Let the Olympic flea market begin.
These days you can buy almost anything Olympic, for a price, of course.
Last week, for a little more than $100 you could have purchased a ticket to see the 2002 Winter Games opening ceremonies 48 hours before the rest of the world.
But those who missed the chance needn't worry; more opportunities should be coming shortly.
It seems a few of the Salt Lake Organizing Committee's Olympic and Paralympic volunteers are looking to make a fast buck.
The quick cash will come by hawking the free tickets they were given to the opening ceremonies dress rehearsal.
That dress rehearsal ? Feb. 6, two days before the real deal ? includes all the pageantry, music and aura of the opening ceremonies, sans, of course, the lighting of the Olympic caldron.
While most volunteers cherish such tickets, there are a select few who would rather pocket some cash than sit through the pre-ceremony.
At least one volunteer has sold his ticket through the online auction house eBay. The cost? A mere $112.50, or about one-quarter of what ticket brokers are charging for real opening ceremonies.
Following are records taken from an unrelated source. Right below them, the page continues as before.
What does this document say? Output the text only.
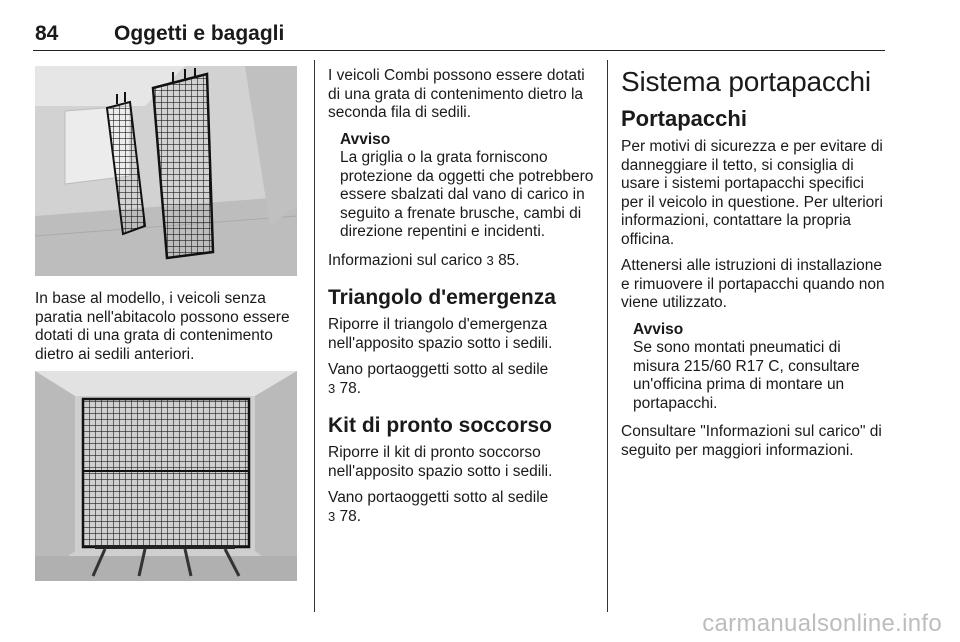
84	Oggetti e bagagli

In base al modello, i veicoli senza paratia nell'abitacolo possono essere dotati di una grata di contenimento dietro ai sedili anteriori.

I veicoli Combi possono essere dotati di una grata di contenimento dietro la seconda fila di sedili.

Avviso
La griglia o la grata forniscono protezione da oggetti che potrebbero essere sbalzati dal vano di carico in seguito a frenate brusche, cambi di direzione repentini e incidenti.

Informazioni sul carico 3 85.

Triangolo d'emergenza

Riporre il triangolo d'emergenza nell'apposito spazio sotto i sedili.

Vano portaoggetti sotto al sedile
3 78.

Kit di pronto soccorso

Riporre il kit di pronto soccorso nell'apposito spazio sotto i sedili.

Vano portaoggetti sotto al sedile
3 78.

Sistema portapacchi
Portapacchi

Per motivi di sicurezza e per evitare di danneggiare il tetto, si consiglia di usare i sistemi portapacchi specifici per il veicolo in questione. Per ulteriori informazioni, contattare la propria officina.

Attenersi alle istruzioni di installazione e rimuovere il portapacchi quando non viene utilizzato.

Avviso
Se sono montati pneumatici di misura 215/60 R17 C, consultare un'officina prima di montare un portapacchi.

Consultare "Informazioni sul carico" di seguito per maggiori informazioni.

carmanualsonline.info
The reason volunteers can sell the tickets is that SLOC made the volunteer passes transferrable instead of non-transferrable, meaning that anyone with a seat can give it away, sell it or trade it.
SLOC now says it isn't going to police the selling and doesn't regret making the tickets transferrable.
"These (tickets) were an expression of gratitude and thanks for their work," SLOC spokeswoman Caroline Shaw said. "America is a free country, and we're not going to monitor what people do or don't do with their tickets."
During the 1996 Atlanta Summer Olympics the Atlanta Journal-Constitution gained access to the opening ceremonies dress rehearsal and reported much of the festivities beforehand. As punishment Olympic organizers there voided several of the newspaper's Olympic credentials.
Opening ceremonies aside, many folks are hawking "priceless" pieces of Olympic memorabilia. Even SLOC's Olympic torches are going on the fire sale. One recently fetched a price of $5,200 and the relay hasn't even reached Utah yet.
Then there are those free Olympic Medals Plaza tickets recently distributed by Smith'sTix. The ones for Dave Matthews Band go for $150 to $200 on eBay.
While selling all things Olympic isn't necessarily immoral, many volunteers find selling dress-rehearsal tickets over the line.
"It really makes me mad that someone can be such a low-life," one SLOC volunteer wrote on the organization's Web site. "Sure, people have circumstances that would make them want to sell certain things, but this guy has no sense of values."